The fact that studying means reading books does not always seem to be a matter of course in the age of the internet. The colorful and partly animated world is so tempting that the textbook seems to have been forgotten. All the better that there is now a textbook for the first biology semester in Purves' "Biology" that "gives weight in every respect" to studies in the classic sense.

In addition to the 3-kilo tome by Campbell and Reeves, which after several editions at Elsevier is now back from the parent company Pearson and available as an updated edition, the Elsevier publishing house, which has lost an introductory work, has tried to find an alternative which is also published by the Mainz zoologist Jürgen Markl: With Purves et al."Biology" has succeeded in this perfectly. A rogue who thinks ill of the book cover - a bright green red-eyed frog adorned "old Cambell", now two specimens of the same species invite you to study in "Purves".

As befits an introductory textbook, the book, divided into eight parts, spans a wide arc from cell biology to genetics and physiology to ecology and biogeography and is quite modern at the same time. Contrary to the fear that such a mammoth project could only be about the lowest common denominator in terms of content, current knowledge is presented in an appealing manner in many places.

The four authors attach great importance to communicating research methods that have contributed to the clarification of important biological questions. They also try to find an interesting introduction to the individual chapters in a didactically appealing way using small stories. There is something to be learned about Stephen Hawkings and his illness or about arthrosis, or the well-known film Jurassic Parc is used as an introduction to the topic of genetic engineering. In this way, obviously academic content is linked to everyday life, regardless of whether it is "Science" or "Science Fiction".

Despite its large size, "Purves" is easy to read. This is also due to the fluent translation and pleasant layout. The multicolored pages throughout arouse curiosity – as is generally the case with American textbooks – and make learning a real pleasure.

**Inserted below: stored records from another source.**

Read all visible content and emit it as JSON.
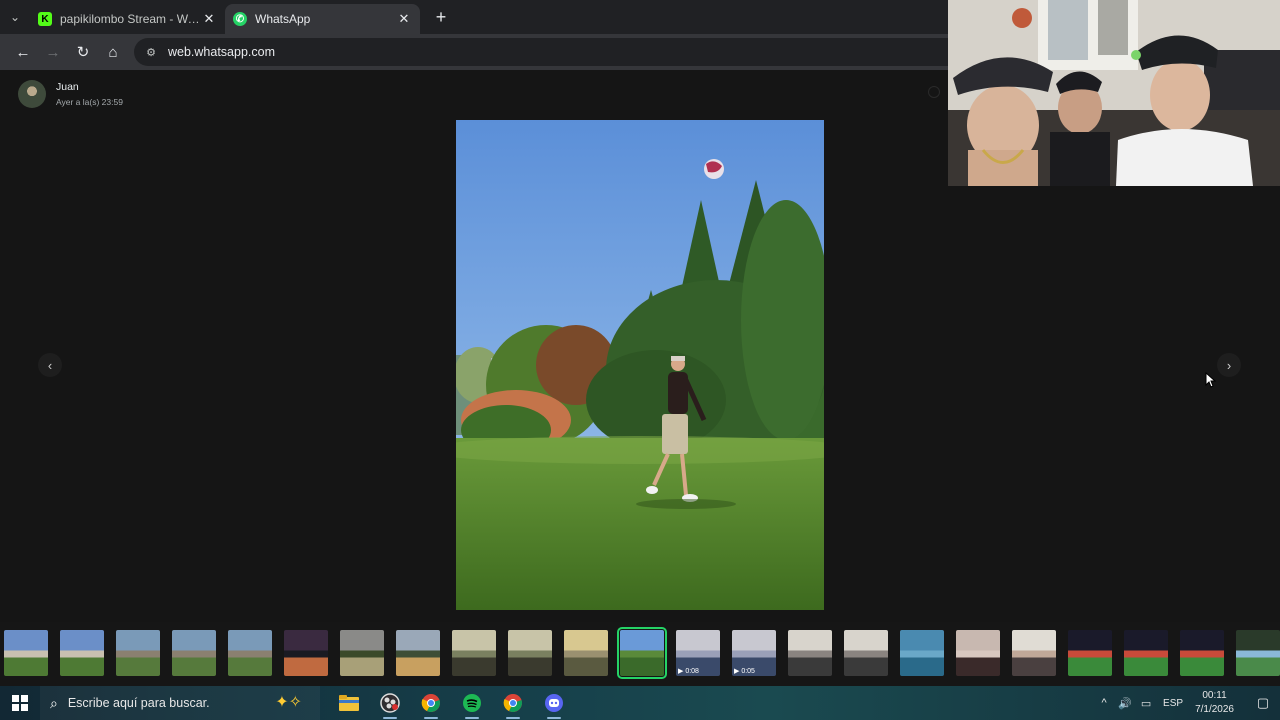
{
  "browser": {
    "tabs": [
      {
        "title": "papikilombo Stream - Watch Li",
        "favicon": "kick-icon",
        "active": false
      },
      {
        "title": "WhatsApp",
        "favicon": "whatsapp-icon",
        "active": true
      }
    ],
    "url": "web.whatsapp.com"
  },
  "viewer": {
    "contact_name": "Juan",
    "timestamp": "Ayer a la(s) 23:59"
  },
  "thumbnails": [
    {
      "kind": "photo",
      "duration": ""
    },
    {
      "kind": "photo",
      "duration": ""
    },
    {
      "kind": "photo",
      "duration": ""
    },
    {
      "kind": "photo",
      "duration": ""
    },
    {
      "kind": "photo",
      "duration": ""
    },
    {
      "kind": "photo",
      "duration": ""
    },
    {
      "kind": "photo",
      "duration": ""
    },
    {
      "kind": "photo",
      "duration": ""
    },
    {
      "kind": "photo",
      "duration": ""
    },
    {
      "kind": "photo",
      "duration": ""
    },
    {
      "kind": "photo",
      "duration": ""
    },
    {
      "kind": "photo",
      "duration": "",
      "selected": true
    },
    {
      "kind": "video",
      "duration": "0:08"
    },
    {
      "kind": "video",
      "duration": "0:05"
    },
    {
      "kind": "photo",
      "duration": ""
    },
    {
      "kind": "photo",
      "duration": ""
    },
    {
      "kind": "photo",
      "duration": ""
    },
    {
      "kind": "photo",
      "duration": ""
    },
    {
      "kind": "photo",
      "duration": ""
    },
    {
      "kind": "photo",
      "duration": ""
    },
    {
      "kind": "photo",
      "duration": ""
    },
    {
      "kind": "photo",
      "duration": ""
    },
    {
      "kind": "photo",
      "duration": ""
    }
  ],
  "taskbar": {
    "search_placeholder": "Escribe aquí para buscar.",
    "apps": [
      "file-explorer-icon",
      "obs-icon",
      "chrome-icon",
      "spotify-icon",
      "chrome-icon",
      "discord-icon"
    ],
    "language": "ESP",
    "time": "00:11",
    "date": "7/1/2026"
  },
  "colors": {
    "accent": "#25d366",
    "viewer_bg": "#151515",
    "tab_active": "#35363a"
  }
}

In view of the increasing debate about creationism and "intelligent design", an introduction to the evolutionary framework of biology is particularly worth mentioning - the book feels committed to this concept on all 1577 pages. A series of essays by well-known German scientists on current topics such as bioethics, stem cell research or the careful use of resources are a useful addition to the textbook.

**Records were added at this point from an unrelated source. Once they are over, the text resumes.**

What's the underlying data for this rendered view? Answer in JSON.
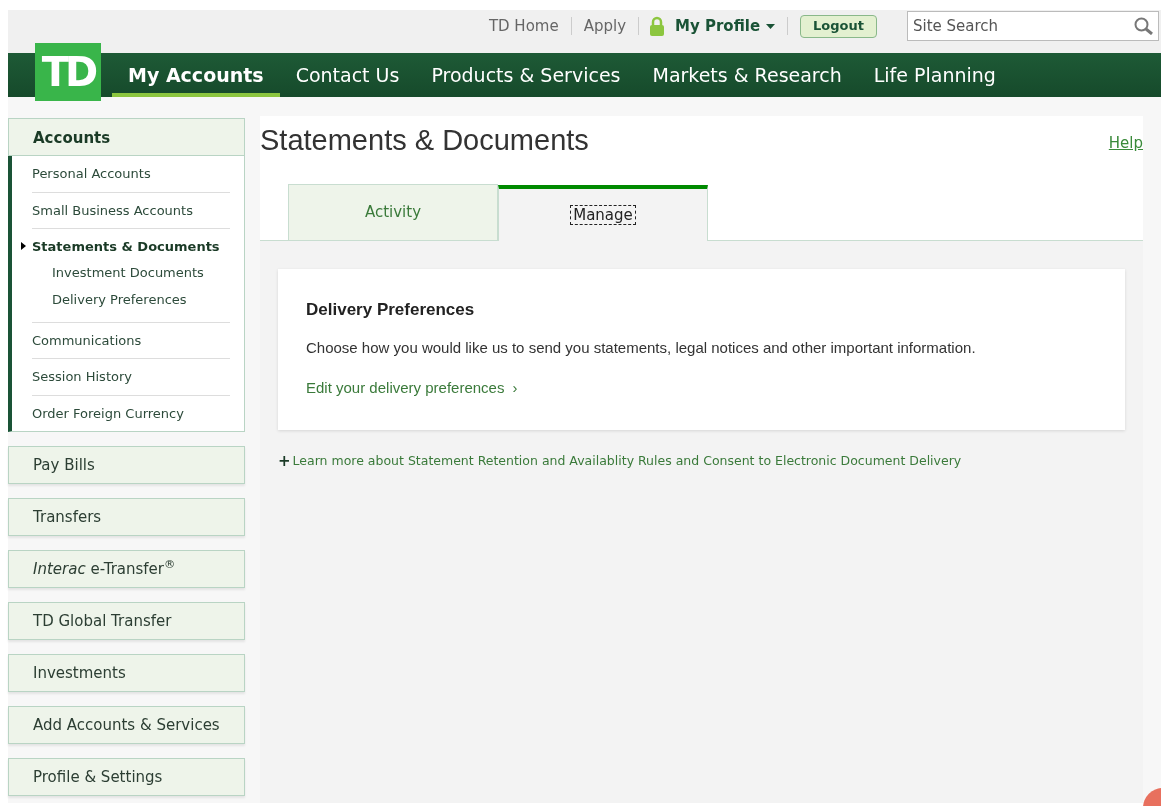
{
  "top_bar": {
    "links": [
      {
        "label": "TD Home"
      },
      {
        "label": "Apply"
      }
    ],
    "profile": "My Profile",
    "logout": "Logout",
    "search": {
      "placeholder": "Site Search"
    }
  },
  "logo": "TD",
  "nav": [
    {
      "label": "My Accounts",
      "selected": true
    },
    {
      "label": "Contact Us",
      "selected": false
    },
    {
      "label": "Products & Services",
      "selected": false
    },
    {
      "label": "Markets & Research",
      "selected": false
    },
    {
      "label": "Life Planning",
      "selected": false
    }
  ],
  "sidebar": [
    {
      "label": "Accounts",
      "expanded": true,
      "items": [
        {
          "label": "Personal Accounts",
          "selected": false
        },
        {
          "label": "Small Business Accounts",
          "selected": false
        },
        {
          "label": "Statements & Documents",
          "selected": true,
          "children": [
            {
              "label": "Investment Documents"
            },
            {
              "label": "Delivery Preferences"
            }
          ]
        },
        {
          "label": "Communications",
          "selected": false
        },
        {
          "label": "Session History",
          "selected": false
        },
        {
          "label": "Order Foreign Currency",
          "selected": false
        }
      ]
    },
    {
      "label": "Pay Bills",
      "expanded": false
    },
    {
      "label": "Transfers",
      "expanded": false
    },
    {
      "label": "*Interac* e-Transfer$^{®}$",
      "expanded": false
    },
    {
      "label": "TD Global Transfer",
      "expanded": false
    },
    {
      "label": "Investments",
      "expanded": false
    },
    {
      "label": "Add Accounts & Services",
      "expanded": false
    },
    {
      "label": "Profile & Settings",
      "expanded": false
    }
  ],
  "page_title": "Statements & Documents",
  "help": "Help",
  "tabs": [
    {
      "label": "Activity",
      "selected": false
    },
    {
      "label": "Manage",
      "selected": true
    }
  ],
  "card": {
    "title": "Delivery Preferences",
    "text": "Choose how you would like us to send you statements, legal notices and other important information.",
    "link": "Edit your delivery preferences",
    "link_arrow": "›"
  },
  "expand_link": {
    "icon": "+",
    "label": "Learn more about Statement Retention and Availablity Rules and Consent to Electronic Document Delivery"
  }
}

In other words: the introductory semesters in biology studies have never been easier to master - although it should not be forgotten that there are "individual textbooks" that are suitable for the individual parts, which advanced students should then use in any case!

If you would like to invest something in addition to the quite proud purchase price - but justified compared to usual market prices - we recommend the CD with all illustrations, which are not only available as individual files but also in Powerpoint format. Because it is difficult to scan images from a thick rind with an ordinary scanner.

And if you can't do without clicking, cut and paste or "activities" in the form of flash animations, there is a "companion website" where you can also view the content of the latest American edition can.